Are there ways that we can avoid something like this from happening again?
Let’s remember that Mother Nature is the biggest terrorist of all. And she will hit. It’s unpredictable exactly where or when, so you have to figure out ways to be prepared, like having the National Strategic Stockpile, like doing surveillance and studying nature and the way it works.
One of the things I teach, and the One Health perspective [the Centers for Disease Control and Prevention lead One Health efforts in the United States and abroad. One of its priorities is the prevention of zoonotic diseases—diseases spread from animals to humans. Six out of every 10 known infectious diseases in people can be spread from animals, and three out of every four new or emerging infectious diseases in people come from animals, according to the CDC] is to find the outbreak when the outbreak is in animals, before it spills over to humans. Deal with it there.
That takes a lot of vigilance and a lot of interest in our world and a recognition of how things on Earth are interconnected. All disease—and it’s more obvious with some diseases than others and maximally obvious with COVID-19—has a relationship with animals, with the environment, and [with] the social determinants of health and the impact on the economy. It’s really critical to our well-being to recognize that we have to keep the whole thing in balance to the best of our ability in order to live our maximum best life.
How are we going to get the coronavirus under control? Will it be a vaccine?

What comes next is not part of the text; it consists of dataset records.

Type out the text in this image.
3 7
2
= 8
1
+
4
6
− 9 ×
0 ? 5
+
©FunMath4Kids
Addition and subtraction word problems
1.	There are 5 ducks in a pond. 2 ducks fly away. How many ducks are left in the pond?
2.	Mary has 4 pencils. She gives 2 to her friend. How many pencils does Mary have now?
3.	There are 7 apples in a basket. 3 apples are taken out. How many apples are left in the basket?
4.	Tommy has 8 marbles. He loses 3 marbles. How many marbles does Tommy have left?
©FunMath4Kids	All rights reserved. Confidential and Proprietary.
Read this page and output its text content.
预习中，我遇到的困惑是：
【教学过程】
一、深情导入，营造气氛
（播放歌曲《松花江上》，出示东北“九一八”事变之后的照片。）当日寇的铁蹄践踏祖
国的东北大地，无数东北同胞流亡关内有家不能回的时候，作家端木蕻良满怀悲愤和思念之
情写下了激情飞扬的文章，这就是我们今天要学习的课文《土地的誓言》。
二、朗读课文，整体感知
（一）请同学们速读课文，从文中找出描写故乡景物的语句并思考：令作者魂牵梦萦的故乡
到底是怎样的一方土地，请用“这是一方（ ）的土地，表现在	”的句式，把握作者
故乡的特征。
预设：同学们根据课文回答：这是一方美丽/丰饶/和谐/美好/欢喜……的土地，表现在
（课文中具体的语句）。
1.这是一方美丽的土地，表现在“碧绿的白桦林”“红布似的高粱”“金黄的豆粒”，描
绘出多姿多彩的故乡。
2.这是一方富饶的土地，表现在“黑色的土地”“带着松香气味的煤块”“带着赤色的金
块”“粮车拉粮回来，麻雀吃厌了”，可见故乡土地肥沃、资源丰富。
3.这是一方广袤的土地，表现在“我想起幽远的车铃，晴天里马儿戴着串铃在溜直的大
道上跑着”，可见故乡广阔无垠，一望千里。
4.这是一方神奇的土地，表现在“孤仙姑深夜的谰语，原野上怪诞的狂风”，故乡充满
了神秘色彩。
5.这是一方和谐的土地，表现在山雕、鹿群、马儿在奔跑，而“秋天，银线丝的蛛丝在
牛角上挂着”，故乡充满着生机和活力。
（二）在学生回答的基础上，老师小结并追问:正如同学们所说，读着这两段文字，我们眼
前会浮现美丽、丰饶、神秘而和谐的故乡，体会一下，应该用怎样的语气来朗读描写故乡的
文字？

Part of my problem with the Operation Warp Speed concept is that you still don’t know what’s going to happen in a year until that year has passed with a vaccine. We don’t know how good the immunity is until a year has passed, and you can’t change that no matter how much money you pour into it.
The only reason we need a vaccine is because we can’t behave as humans. If we behaved, we could get rid of the virus without a pharmaceutical. That’s the truth.